There is a mechanism by which high doses might differ: melatonin has multiple receptor pathways (MT1, MT2, and non-receptor-mediated antioxidant effects). At supraphysiological concentrations, off-target binding might occur. Whether this produces clinically meaningful effects remains unclear, but it opens the possibility of dose-related side effects that lower doses wouldn't produce.

Individual Variation and the Chronotype Factor

Not everyone's pineal gland produces melatonin identically. Genetics influence both the timing and magnitude of melatonin secretion. Some of this variation correlates with chronotype — morning types tend to have earlier melatonin onsets and earlier peak times; evening types have delayed onsets. Some of the variation is simply idiopathic.

Additionally, age matters. Older adults typically produce less melatonin than younger adults, and the onset is often delayed. This is one reason melatonin supplementation is marketed heavily to older populations, even though the evidence for benefit in healthy older adults is mixed.

If your endogenous melatonin production is naturally low, a micro-dose might be sufficient to push you over the threshold needed for sleep initiation. If you're a very late chronotype with already-delayed melatonin onset, timing matters more than dose.
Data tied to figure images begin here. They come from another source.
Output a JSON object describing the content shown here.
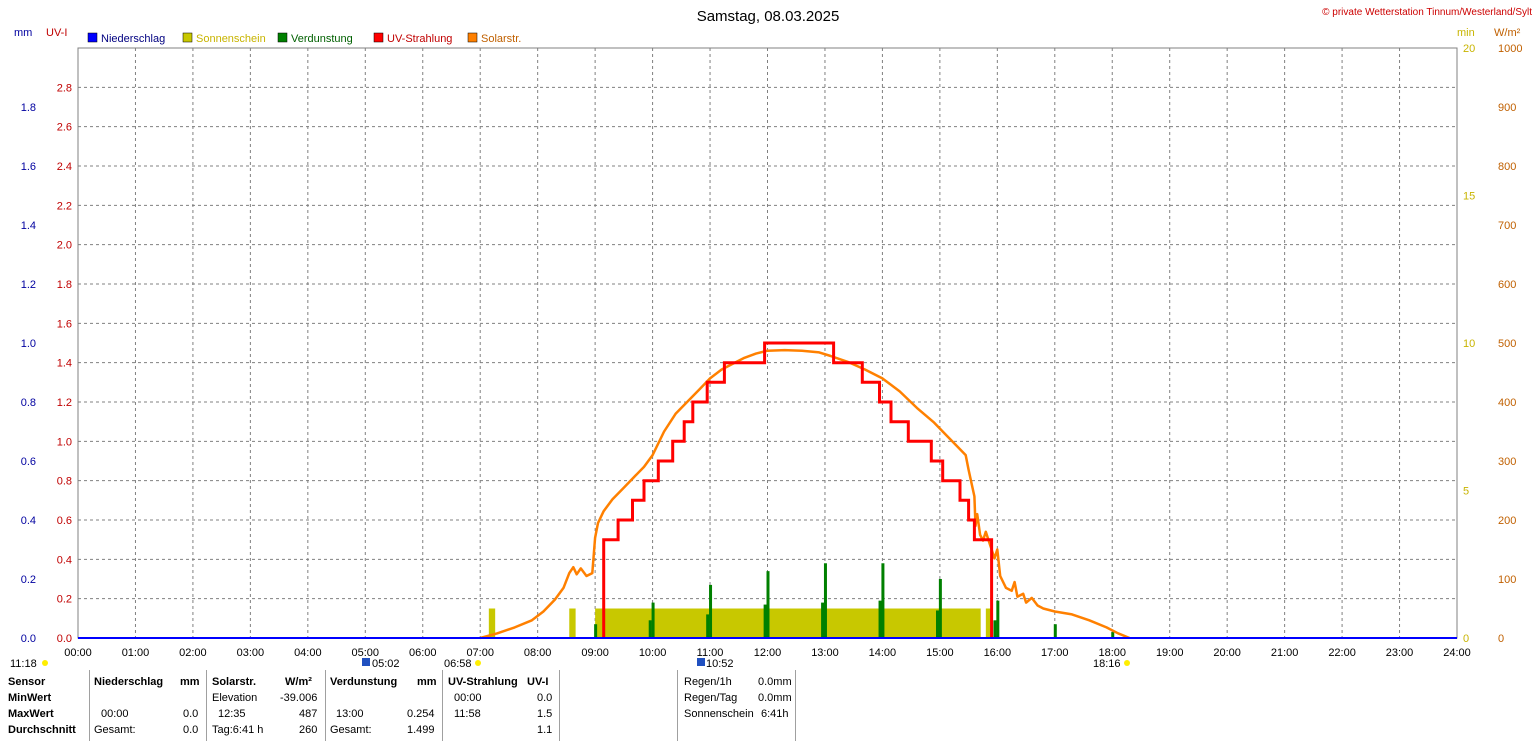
{
  "title": "Samstag, 08.03.2025",
  "copyright": "© private Wetterstation Tinnum/Westerland/Sylt",
  "colors": {
    "niederschlag": "#0000ff",
    "sonnenschein": "#c8c800",
    "verdunstung": "#008000",
    "uv": "#ff0000",
    "solar": "#ff8000",
    "grid": "#808080",
    "axis_mm": "#0000a0",
    "axis_uv": "#c00000",
    "axis_min": "#c8b400",
    "axis_wm2": "#c06000"
  },
  "axis_units": {
    "mm": "mm",
    "uv": "UV-I",
    "min": "min",
    "wm2": "W/m²"
  },
  "legend": [
    "Niederschlag",
    "Sonnenschein",
    "Verdunstung",
    "UV-Strahlung",
    "Solarstr."
  ],
  "sun_events": {
    "moonset": "11:18",
    "moon_marker": "05:02",
    "sunrise": "06:58",
    "noon_marker": "10:52",
    "sunset": "18:16"
  },
  "chart_data": {
    "type": "line",
    "title": "Samstag, 08.03.2025",
    "x_ticks": [
      "00:00",
      "01:00",
      "02:00",
      "03:00",
      "04:00",
      "05:00",
      "06:00",
      "07:00",
      "08:00",
      "09:00",
      "10:00",
      "11:00",
      "12:00",
      "13:00",
      "14:00",
      "15:00",
      "16:00",
      "17:00",
      "18:00",
      "19:00",
      "20:00",
      "21:00",
      "22:00",
      "23:00",
      "24:00"
    ],
    "axes": {
      "mm": {
        "range": [
          0,
          2.0
        ],
        "ticks": [
          "0.0",
          "0.2",
          "0.4",
          "0.6",
          "0.8",
          "1.0",
          "1.2",
          "1.4",
          "1.6",
          "1.8"
        ]
      },
      "uv": {
        "range": [
          0,
          3.0
        ],
        "ticks": [
          "0.0",
          "0.2",
          "0.4",
          "0.6",
          "0.8",
          "1.0",
          "1.2",
          "1.4",
          "1.6",
          "1.8",
          "2.0",
          "2.2",
          "2.4",
          "2.6",
          "2.8"
        ]
      },
      "min": {
        "range": [
          0,
          20
        ],
        "ticks": [
          "0",
          "5",
          "10",
          "15",
          "20"
        ]
      },
      "wm2": {
        "range": [
          0,
          1000
        ],
        "ticks": [
          "0",
          "100",
          "200",
          "300",
          "400",
          "500",
          "600",
          "700",
          "800",
          "900",
          "1000"
        ]
      }
    },
    "grid": true,
    "series": [
      {
        "name": "Solarstr.",
        "axis": "wm2",
        "points": [
          [
            7.0,
            0
          ],
          [
            7.3,
            8
          ],
          [
            7.6,
            18
          ],
          [
            7.9,
            30
          ],
          [
            8.1,
            45
          ],
          [
            8.3,
            65
          ],
          [
            8.45,
            85
          ],
          [
            8.55,
            110
          ],
          [
            8.62,
            120
          ],
          [
            8.68,
            108
          ],
          [
            8.75,
            118
          ],
          [
            8.85,
            105
          ],
          [
            8.95,
            110
          ],
          [
            9.0,
            170
          ],
          [
            9.05,
            195
          ],
          [
            9.15,
            215
          ],
          [
            9.3,
            235
          ],
          [
            9.5,
            255
          ],
          [
            9.7,
            275
          ],
          [
            9.85,
            290
          ],
          [
            10.0,
            310
          ],
          [
            10.2,
            350
          ],
          [
            10.4,
            380
          ],
          [
            10.6,
            400
          ],
          [
            10.8,
            420
          ],
          [
            11.0,
            440
          ],
          [
            11.2,
            455
          ],
          [
            11.4,
            465
          ],
          [
            11.6,
            475
          ],
          [
            11.8,
            482
          ],
          [
            12.0,
            487
          ],
          [
            12.3,
            488
          ],
          [
            12.6,
            487
          ],
          [
            12.9,
            484
          ],
          [
            13.1,
            478
          ],
          [
            13.4,
            468
          ],
          [
            13.7,
            455
          ],
          [
            14.0,
            440
          ],
          [
            14.3,
            418
          ],
          [
            14.6,
            390
          ],
          [
            14.9,
            365
          ],
          [
            15.1,
            345
          ],
          [
            15.3,
            325
          ],
          [
            15.45,
            310
          ],
          [
            15.5,
            285
          ],
          [
            15.6,
            240
          ],
          [
            15.62,
            190
          ],
          [
            15.65,
            210
          ],
          [
            15.7,
            175
          ],
          [
            15.75,
            165
          ],
          [
            15.8,
            180
          ],
          [
            15.9,
            150
          ],
          [
            15.95,
            135
          ],
          [
            16.0,
            150
          ],
          [
            16.05,
            105
          ],
          [
            16.15,
            85
          ],
          [
            16.25,
            80
          ],
          [
            16.3,
            95
          ],
          [
            16.35,
            70
          ],
          [
            16.45,
            75
          ],
          [
            16.5,
            60
          ],
          [
            16.6,
            68
          ],
          [
            16.7,
            55
          ],
          [
            16.8,
            50
          ],
          [
            17.0,
            45
          ],
          [
            17.3,
            40
          ],
          [
            17.6,
            30
          ],
          [
            17.9,
            18
          ],
          [
            18.1,
            8
          ],
          [
            18.3,
            0
          ]
        ]
      },
      {
        "name": "UV-Strahlung",
        "axis": "uv",
        "points": [
          [
            9.15,
            0
          ],
          [
            9.15,
            0.5
          ],
          [
            9.4,
            0.5
          ],
          [
            9.4,
            0.6
          ],
          [
            9.65,
            0.6
          ],
          [
            9.65,
            0.7
          ],
          [
            9.85,
            0.7
          ],
          [
            9.85,
            0.8
          ],
          [
            10.1,
            0.8
          ],
          [
            10.1,
            0.9
          ],
          [
            10.35,
            0.9
          ],
          [
            10.35,
            1.0
          ],
          [
            10.55,
            1.0
          ],
          [
            10.55,
            1.1
          ],
          [
            10.7,
            1.1
          ],
          [
            10.7,
            1.2
          ],
          [
            10.95,
            1.2
          ],
          [
            10.95,
            1.3
          ],
          [
            11.25,
            1.3
          ],
          [
            11.25,
            1.4
          ],
          [
            11.95,
            1.4
          ],
          [
            11.95,
            1.5
          ],
          [
            13.15,
            1.5
          ],
          [
            13.15,
            1.4
          ],
          [
            13.65,
            1.4
          ],
          [
            13.65,
            1.3
          ],
          [
            13.95,
            1.3
          ],
          [
            13.95,
            1.2
          ],
          [
            14.15,
            1.2
          ],
          [
            14.15,
            1.1
          ],
          [
            14.45,
            1.1
          ],
          [
            14.45,
            1.0
          ],
          [
            14.85,
            1.0
          ],
          [
            14.85,
            0.9
          ],
          [
            15.05,
            0.9
          ],
          [
            15.05,
            0.8
          ],
          [
            15.35,
            0.8
          ],
          [
            15.35,
            0.7
          ],
          [
            15.5,
            0.7
          ],
          [
            15.5,
            0.6
          ],
          [
            15.6,
            0.6
          ],
          [
            15.6,
            0.5
          ],
          [
            15.9,
            0.5
          ],
          [
            15.9,
            0.0
          ]
        ]
      },
      {
        "name": "Sonnenschein",
        "axis": "min",
        "bars": [
          [
            7.15,
            1.0
          ],
          [
            8.55,
            1.0
          ],
          [
            9.0,
            1.0
          ],
          [
            9.1,
            1.0
          ],
          [
            9.2,
            1.0
          ],
          [
            9.3,
            1.0
          ],
          [
            9.4,
            1.0
          ],
          [
            9.5,
            1.0
          ],
          [
            9.6,
            1.0
          ],
          [
            9.7,
            1.0
          ],
          [
            9.8,
            1.0
          ],
          [
            9.9,
            1.0
          ],
          [
            10.0,
            1.0
          ],
          [
            10.1,
            1.0
          ],
          [
            10.2,
            1.0
          ],
          [
            10.3,
            1.0
          ],
          [
            10.4,
            1.0
          ],
          [
            10.5,
            1.0
          ],
          [
            10.6,
            1.0
          ],
          [
            10.7,
            1.0
          ],
          [
            10.8,
            1.0
          ],
          [
            10.9,
            1.0
          ],
          [
            11.0,
            1.0
          ],
          [
            11.1,
            1.0
          ],
          [
            11.2,
            1.0
          ],
          [
            11.3,
            1.0
          ],
          [
            11.4,
            1.0
          ],
          [
            11.5,
            1.0
          ],
          [
            11.6,
            1.0
          ],
          [
            11.7,
            1.0
          ],
          [
            11.8,
            1.0
          ],
          [
            11.9,
            1.0
          ],
          [
            12.0,
            1.0
          ],
          [
            12.1,
            1.0
          ],
          [
            12.2,
            1.0
          ],
          [
            12.3,
            1.0
          ],
          [
            12.4,
            1.0
          ],
          [
            12.5,
            1.0
          ],
          [
            12.6,
            1.0
          ],
          [
            12.7,
            1.0
          ],
          [
            12.8,
            1.0
          ],
          [
            12.9,
            1.0
          ],
          [
            13.0,
            1.0
          ],
          [
            13.1,
            1.0
          ],
          [
            13.2,
            1.0
          ],
          [
            13.3,
            1.0
          ],
          [
            13.4,
            1.0
          ],
          [
            13.5,
            1.0
          ],
          [
            13.6,
            1.0
          ],
          [
            13.7,
            1.0
          ],
          [
            13.8,
            1.0
          ],
          [
            13.9,
            1.0
          ],
          [
            14.0,
            1.0
          ],
          [
            14.1,
            1.0
          ],
          [
            14.2,
            1.0
          ],
          [
            14.3,
            1.0
          ],
          [
            14.4,
            1.0
          ],
          [
            14.5,
            1.0
          ],
          [
            14.6,
            1.0
          ],
          [
            14.7,
            1.0
          ],
          [
            14.8,
            1.0
          ],
          [
            14.9,
            1.0
          ],
          [
            15.0,
            1.0
          ],
          [
            15.1,
            1.0
          ],
          [
            15.2,
            1.0
          ],
          [
            15.3,
            1.0
          ],
          [
            15.4,
            1.0
          ],
          [
            15.5,
            1.0
          ],
          [
            15.6,
            1.0
          ],
          [
            15.8,
            1.0
          ]
        ]
      },
      {
        "name": "Verdunstung",
        "axis": "uv",
        "bars": [
          [
            9.0,
            0.07
          ],
          [
            10.0,
            0.18
          ],
          [
            11.0,
            0.27
          ],
          [
            12.0,
            0.34
          ],
          [
            13.0,
            0.38
          ],
          [
            14.0,
            0.38
          ],
          [
            15.0,
            0.3
          ],
          [
            16.0,
            0.19
          ],
          [
            17.0,
            0.07
          ],
          [
            18.0,
            0.03
          ],
          [
            9.95,
            0.09
          ],
          [
            10.95,
            0.12
          ],
          [
            11.95,
            0.17
          ],
          [
            12.95,
            0.18
          ],
          [
            13.95,
            0.19
          ],
          [
            14.95,
            0.14
          ],
          [
            15.95,
            0.09
          ]
        ]
      }
    ]
  },
  "stats": {
    "rows": [
      "Sensor",
      "MinWert",
      "MaxWert",
      "Durchschnitt"
    ],
    "niederschlag": {
      "header": "Niederschlag",
      "unit": "mm",
      "max_time": "00:00",
      "max_val": "0.0",
      "avg_label": "Gesamt:",
      "avg_val": "0.0"
    },
    "solar": {
      "header": "Solarstr.",
      "unit": "W/m²",
      "min_label": "Elevation",
      "min_val": "-39.006",
      "max_time": "12:35",
      "max_val": "487",
      "avg_label": "Tag:6:41 h",
      "avg_val": "260"
    },
    "verdunstung": {
      "header": "Verdunstung",
      "unit": "mm",
      "max_time": "13:00",
      "max_val": "0.254",
      "avg_label": "Gesamt:",
      "avg_val": "1.499"
    },
    "uv": {
      "header": "UV-Strahlung",
      "unit": "UV-I",
      "min_time": "00:00",
      "min_val": "0.0",
      "max_time": "11:58",
      "max_val": "1.5",
      "avg_val": "1.1"
    },
    "summary": [
      {
        "label": "Regen/1h",
        "value": "0.0mm"
      },
      {
        "label": "Regen/Tag",
        "value": "0.0mm"
      },
      {
        "label": "Sonnenschein",
        "value": "6:41h"
      }
    ]
  }
}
Practical Considerations and Side Effects

The most commonly reported side effects of melatonin at standard doses (5-10mg) are next-day grogginess, vivid or disturbing dreams, and headache. These are not severe, but they suggest that higher-than-necessary doses can produce unwanted effects.

Lower doses (0.5-1mg) produce side effects more rarely, though individual sensitivity varies. If you're considering melatonin, a reasonable experimental approach is to start with the lowest available dose — 0.5mg if you can find it, or a fraction of a standard tablet — and use it consistently for 2-3 weeks before assessing whether it shifts your sleep timing or quality.

The timing of intake matters as much as the dose. Taking melatonin at the wrong circadian window (for instance, right at bedtime when you're already drowsy) produces less circadian effect than taking it 30-90 minutes before your target sleep time. The circadian-phase-shifting effect is the mechanism most supported by research; the "knock you out" effect at high doses is less specific and less reliable.

The Bottom Line

Standard melatonin supplements (5-10mg) contain 15 to 50 times the amount your pineal gland produces nightly. Research on dosing suggests that 0.3-1mg is sufficient for most sleep-consolidating and phase-shifting effects, and doses above 3mg don't consistently outperform lower doses.

If you've used melatonin at standard doses without much benefit, trying a micro-dose (0.5-1mg) at the right circadian timing — 30-90 minutes before your target sleep time — is a logical next step. It may be more effective precisely because it more closely approximates the physiological signal your body is evolved to recognize.